1 | initial version |
Let us understand first the called plot
routine, asking for "help" and "full help". Using
E = EllipticCurve(GF(next_prime(20000)),[0,1])
E.plot?
we obtain also the information where the code is located:
Init docstring: Initialize self. See help(type(self)) for accurate signature.

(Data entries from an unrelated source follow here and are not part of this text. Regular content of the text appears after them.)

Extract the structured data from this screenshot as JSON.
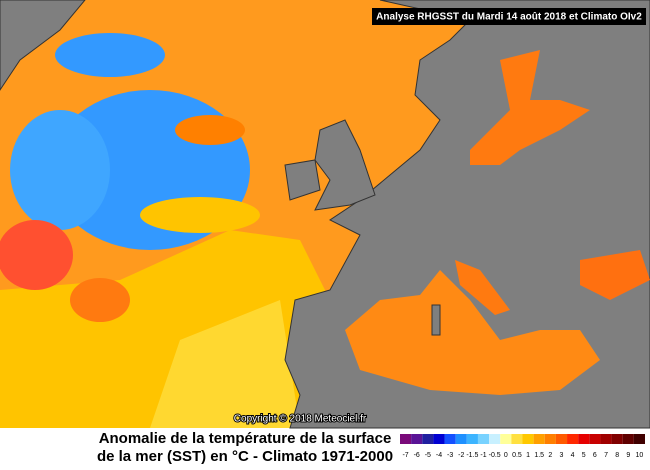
{
  "header": {
    "title": "Analyse RHGSST  du Mardi 14 août 2018 et Climato OIv2"
  },
  "copyright": "Copyright © 2018 Meteociel.fr",
  "caption": {
    "line1": "Anomalie de la température de la surface",
    "line2": "de la mer (SST) en °C - Climato 1971-2000"
  },
  "legend": {
    "items": [
      {
        "value": -7,
        "color": "#7a0a7a"
      },
      {
        "value": -6,
        "color": "#5a1496"
      },
      {
        "value": -5,
        "color": "#2020a0"
      },
      {
        "value": -4,
        "color": "#0000d2"
      },
      {
        "value": -3,
        "color": "#1450ff"
      },
      {
        "value": -2,
        "color": "#1e90ff"
      },
      {
        "value": -1.5,
        "color": "#3cb4ff"
      },
      {
        "value": -1,
        "color": "#78d2ff"
      },
      {
        "value": -0.5,
        "color": "#c8f0ff"
      },
      {
        "value": 0,
        "color": "#ffff99"
      },
      {
        "value": 0.5,
        "color": "#ffe040"
      },
      {
        "value": 1,
        "color": "#ffc800"
      },
      {
        "value": 1.5,
        "color": "#ffa000"
      },
      {
        "value": 2,
        "color": "#ff7f00"
      },
      {
        "value": 3,
        "color": "#ff5a00"
      },
      {
        "value": 4,
        "color": "#ff2800"
      },
      {
        "value": 5,
        "color": "#e60000"
      },
      {
        "value": 6,
        "color": "#c80000"
      },
      {
        "value": 7,
        "color": "#a00000"
      },
      {
        "value": 8,
        "color": "#800000"
      },
      {
        "value": 9,
        "color": "#600000"
      },
      {
        "value": 10,
        "color": "#400000"
      }
    ]
  }
}
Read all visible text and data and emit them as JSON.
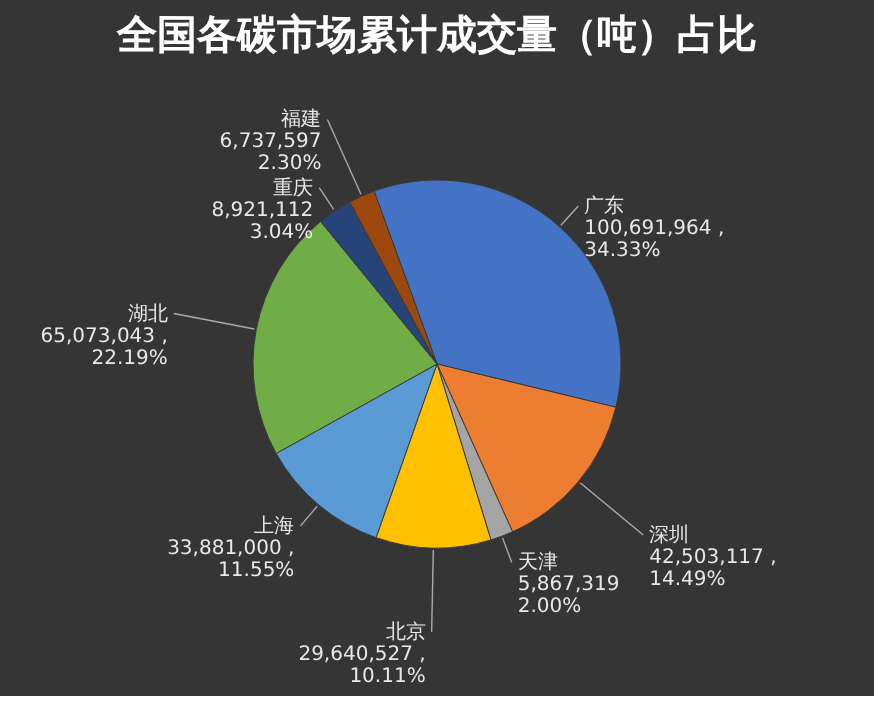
{
  "chart_data": {
    "type": "pie",
    "title": "全国各碳市场累计成交量（吨）占比",
    "categories": [
      "广东",
      "深圳",
      "天津",
      "北京",
      "上海",
      "湖北",
      "重庆",
      "福建"
    ],
    "values": [
      100691964,
      42503117,
      5867319,
      29640527,
      33881000,
      65073043,
      8921112,
      6737597
    ],
    "colors": [
      "#4472c4",
      "#ed7d31",
      "#a5a5a5",
      "#ffc000",
      "#5b9bd5",
      "#70ad47",
      "#264478",
      "#9e480e"
    ],
    "value_labels": [
      "100,691,964 ,\n34.33%",
      "42,503,117 ,\n14.49%",
      "5,867,319\n2.00%",
      "29,640,527 ,\n10.11%",
      "33,881,000 ,\n11.55%",
      "65,073,043 ,\n22.19%",
      "8,921,112\n3.04%",
      "6,737,597\n2.30%"
    ],
    "legend": false
  }
}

File: /usr/lib/python3.8/site-packages/sage/schemes/elliptic_curves/ell_finite_field.py
Type: method
Usually, E.plot??
would be enough to get the way the method works,
Source:
def plot(self, *args, **kwds):
"""
!!! ... long doc string ... !!! PLEASE CHECK IT
"""
R = self.base_ring()
if not R.is_prime_field():
raise NotImplementedError
G = plot.Graphics()
G += plot.points([P[0:2] for P in self.points() if not P.is_zero()], *args, **kwds)
return G
File: /usr/lib/python3.8/site-packages/sage/schemes/elliptic_curves/ell_finite_field.py
but in this case we need more, since the plot
in the line G = plot.Graphics()
is not the global plot
, but the one in the lines...
import sage.plot.all as plot
class EllipticCurve_finite_field(EllipticCurve_field, HyperellipticCurve_finite_field):
at the beginning of the file. OK, we know the origin of the plot method, can also ask for its documentation:
sage: import sage.plot.all as xplot
sage: ?xplot.points
and the last points
method sends us to point2d
, where we finally get the meaning of the options we can use, for instance
sage: xplot.point2d?
also contains examples using size
and pointsize
. Defaults are
sage: xplot.point2d.options
{'alpha': 1,
'aspect_ratio': 'automatic',
'faceted': False,
'legend_color': None,
'legend_label': None,
'marker': 'o',
'markeredgecolor': None,
'rgbcolor': (0, 0, 1),
'size': 10}
So in order to get smaller points, one can try:
sage: E.plot(pointsize=1)
and note that the option pointsize=1
is passed to the plot through the line in the code of E.plot
:
Source:
def plot(self, *args, **kwds):
"""etc
"""
R = self.base_ring()
if not R.is_prime_field():
raise NotImplementedError
G = plot.Graphics()
G += plot.points([P[0:2] for P in self.points() if not P.is_zero()], *args, **kwds)
return G
in the line with G += ...
where we get the *args, **kwds
from the E.plot
caller, and insert them to the plot.points
. To have access to the size of the graphics, we need to have access to G
, so it is maybe a good idea to construct the G
object with bare hands and use its G.show
method with the right / needed figsize
. See the example in xplot.Graphics?